In retrospect, U.S. real GDP grew much better in 2002 than feared, proving that an old-fashioned Keynesian macroeconomic stimulus works in many circumstances.  Real estate markets flourished, making consumers forget about the eventual hit that equities took.  Other economies followed suit.  Japan blossomed sooner than promised, and Europe experienced brisk growth with sharply falling unemployment after 2003.  The long war has been just that.  Seven years after Pearl Harbor (December 1948) came more than three years after WW2 had ended, and seven years after the Gulf of Tonkin Resolution (August 1971) was just 17 months from the end of U.S. involvement in the Vietnam War.  The finish line to the war on terrorism is not in sight, and no longer boils down to capturing Bin Laden.  U.S. growth over the whole time since 9/11 was clearly below a typical seven-year period, leading observers to wonder increasingly if the United States is headed for a decade-or-longer malaise like it went through in the 1930’s or that Japan experienced in the 1990’s.

Those who forget history are forced to relive it.  I am struck by the similarity of economic conditions, policies, and expectations that prevail in September 2008 to those in September 2001.  While worries about near-term economic conditions proved too pessimistic, with global growth truly sizzling along for several years, the productivity-led boom was not without its dark side.  Many people did not see their standard of living rise in these seven years, and world growth was greased by a financial system that was far less understood and far more vulnerable than generally realized.  Japan back-pedaled on reforms after Koizumi stepped down, and Europe and Canada are again demonstrating an inability to decouple from the U.S. business cycle.  Some things do not change, but sometimes the biggest changes come from unexpected places.  The main development of these seven years is one that was not discussed on September 12, 2001.  I refer to the enormous real transfer of current and future resources to oil producers and Asian emerging nations led by China.
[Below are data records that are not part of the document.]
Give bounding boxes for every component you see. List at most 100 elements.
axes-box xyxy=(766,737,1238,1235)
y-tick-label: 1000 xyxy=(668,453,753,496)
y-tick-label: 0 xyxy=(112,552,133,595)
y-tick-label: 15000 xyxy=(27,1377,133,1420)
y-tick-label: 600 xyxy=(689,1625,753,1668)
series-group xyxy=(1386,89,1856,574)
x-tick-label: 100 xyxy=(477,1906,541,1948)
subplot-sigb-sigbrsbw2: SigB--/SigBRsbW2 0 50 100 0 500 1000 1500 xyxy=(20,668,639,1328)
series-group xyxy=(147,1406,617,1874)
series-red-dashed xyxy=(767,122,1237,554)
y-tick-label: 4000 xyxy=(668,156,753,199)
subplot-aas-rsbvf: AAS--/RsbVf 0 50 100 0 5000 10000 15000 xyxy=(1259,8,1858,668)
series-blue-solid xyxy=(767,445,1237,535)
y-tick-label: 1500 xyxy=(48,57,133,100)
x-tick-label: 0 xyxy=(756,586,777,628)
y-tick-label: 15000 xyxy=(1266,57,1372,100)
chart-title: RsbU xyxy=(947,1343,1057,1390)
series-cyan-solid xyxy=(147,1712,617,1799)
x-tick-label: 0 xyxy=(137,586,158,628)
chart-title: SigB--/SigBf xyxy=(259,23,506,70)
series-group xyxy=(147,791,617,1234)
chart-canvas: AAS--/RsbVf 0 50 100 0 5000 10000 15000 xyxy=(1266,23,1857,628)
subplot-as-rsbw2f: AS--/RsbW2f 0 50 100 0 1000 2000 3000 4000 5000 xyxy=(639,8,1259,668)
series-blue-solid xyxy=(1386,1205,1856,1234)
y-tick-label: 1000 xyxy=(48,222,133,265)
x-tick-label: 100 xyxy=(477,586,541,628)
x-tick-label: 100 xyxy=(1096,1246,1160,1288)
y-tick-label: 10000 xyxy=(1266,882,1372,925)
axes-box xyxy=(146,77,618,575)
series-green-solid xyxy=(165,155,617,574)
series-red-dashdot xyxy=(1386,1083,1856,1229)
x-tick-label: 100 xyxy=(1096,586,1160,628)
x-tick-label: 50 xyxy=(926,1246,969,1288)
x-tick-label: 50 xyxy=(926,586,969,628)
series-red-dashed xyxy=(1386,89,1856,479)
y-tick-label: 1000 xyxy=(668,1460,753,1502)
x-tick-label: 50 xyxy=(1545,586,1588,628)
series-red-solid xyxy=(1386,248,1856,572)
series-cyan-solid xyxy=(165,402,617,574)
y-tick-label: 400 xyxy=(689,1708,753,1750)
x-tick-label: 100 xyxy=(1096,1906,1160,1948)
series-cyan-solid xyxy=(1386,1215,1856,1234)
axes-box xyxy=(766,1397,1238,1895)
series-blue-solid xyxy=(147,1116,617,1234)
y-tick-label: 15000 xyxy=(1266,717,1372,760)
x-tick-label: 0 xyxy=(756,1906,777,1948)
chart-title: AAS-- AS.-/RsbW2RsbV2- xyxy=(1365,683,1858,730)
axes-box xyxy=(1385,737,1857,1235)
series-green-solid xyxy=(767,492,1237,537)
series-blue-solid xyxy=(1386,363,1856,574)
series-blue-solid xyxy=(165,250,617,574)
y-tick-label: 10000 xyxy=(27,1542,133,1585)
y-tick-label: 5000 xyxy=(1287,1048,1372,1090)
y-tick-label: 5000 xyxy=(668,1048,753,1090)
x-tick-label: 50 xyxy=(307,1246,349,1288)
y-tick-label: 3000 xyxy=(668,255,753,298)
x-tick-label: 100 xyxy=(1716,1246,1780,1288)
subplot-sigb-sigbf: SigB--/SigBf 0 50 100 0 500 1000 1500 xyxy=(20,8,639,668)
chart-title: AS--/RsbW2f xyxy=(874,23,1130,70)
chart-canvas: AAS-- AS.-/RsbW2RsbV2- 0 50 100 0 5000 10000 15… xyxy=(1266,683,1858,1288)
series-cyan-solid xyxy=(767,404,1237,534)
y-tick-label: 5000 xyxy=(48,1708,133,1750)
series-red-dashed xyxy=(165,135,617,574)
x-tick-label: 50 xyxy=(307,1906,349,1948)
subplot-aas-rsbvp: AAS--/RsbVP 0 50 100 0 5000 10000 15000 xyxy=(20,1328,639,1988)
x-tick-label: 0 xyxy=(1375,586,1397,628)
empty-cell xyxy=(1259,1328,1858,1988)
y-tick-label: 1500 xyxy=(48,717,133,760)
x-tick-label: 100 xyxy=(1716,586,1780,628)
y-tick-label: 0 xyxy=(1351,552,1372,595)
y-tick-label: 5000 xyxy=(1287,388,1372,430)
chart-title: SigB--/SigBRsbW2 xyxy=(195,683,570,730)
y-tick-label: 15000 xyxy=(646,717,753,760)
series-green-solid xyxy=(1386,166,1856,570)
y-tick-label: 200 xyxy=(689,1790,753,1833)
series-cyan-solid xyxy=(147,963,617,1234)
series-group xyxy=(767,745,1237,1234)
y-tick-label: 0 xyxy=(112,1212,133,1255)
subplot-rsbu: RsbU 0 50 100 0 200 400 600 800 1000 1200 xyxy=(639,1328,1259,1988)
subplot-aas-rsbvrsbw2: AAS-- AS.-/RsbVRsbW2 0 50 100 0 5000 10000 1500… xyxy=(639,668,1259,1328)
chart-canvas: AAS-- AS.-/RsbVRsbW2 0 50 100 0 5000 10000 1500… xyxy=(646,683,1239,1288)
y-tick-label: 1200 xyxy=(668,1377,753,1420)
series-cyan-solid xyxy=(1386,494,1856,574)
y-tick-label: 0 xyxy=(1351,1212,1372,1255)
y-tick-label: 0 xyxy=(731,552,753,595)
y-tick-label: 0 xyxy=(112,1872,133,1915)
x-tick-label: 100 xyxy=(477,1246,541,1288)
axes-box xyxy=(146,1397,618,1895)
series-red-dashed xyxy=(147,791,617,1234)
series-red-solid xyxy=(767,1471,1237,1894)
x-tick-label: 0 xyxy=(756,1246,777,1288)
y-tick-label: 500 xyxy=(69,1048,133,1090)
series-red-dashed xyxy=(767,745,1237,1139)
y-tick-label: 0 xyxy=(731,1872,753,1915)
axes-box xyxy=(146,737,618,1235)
Can any of that be blamed on 9/11?  President Calvin Coolidge famously said the business of America is business.  The point of war is to preserve the freedoms and hopes that enable ordinary people to go about their business.  In that broad sense, victory or defeat is not measured by what happens on the battlefield bu
t rather by what happens on the home field.  If at the end of the day one’s foe in war is vanquished but the troops come home to an economy that is heavily indebted and struggling to compete in world markets, has victory been won?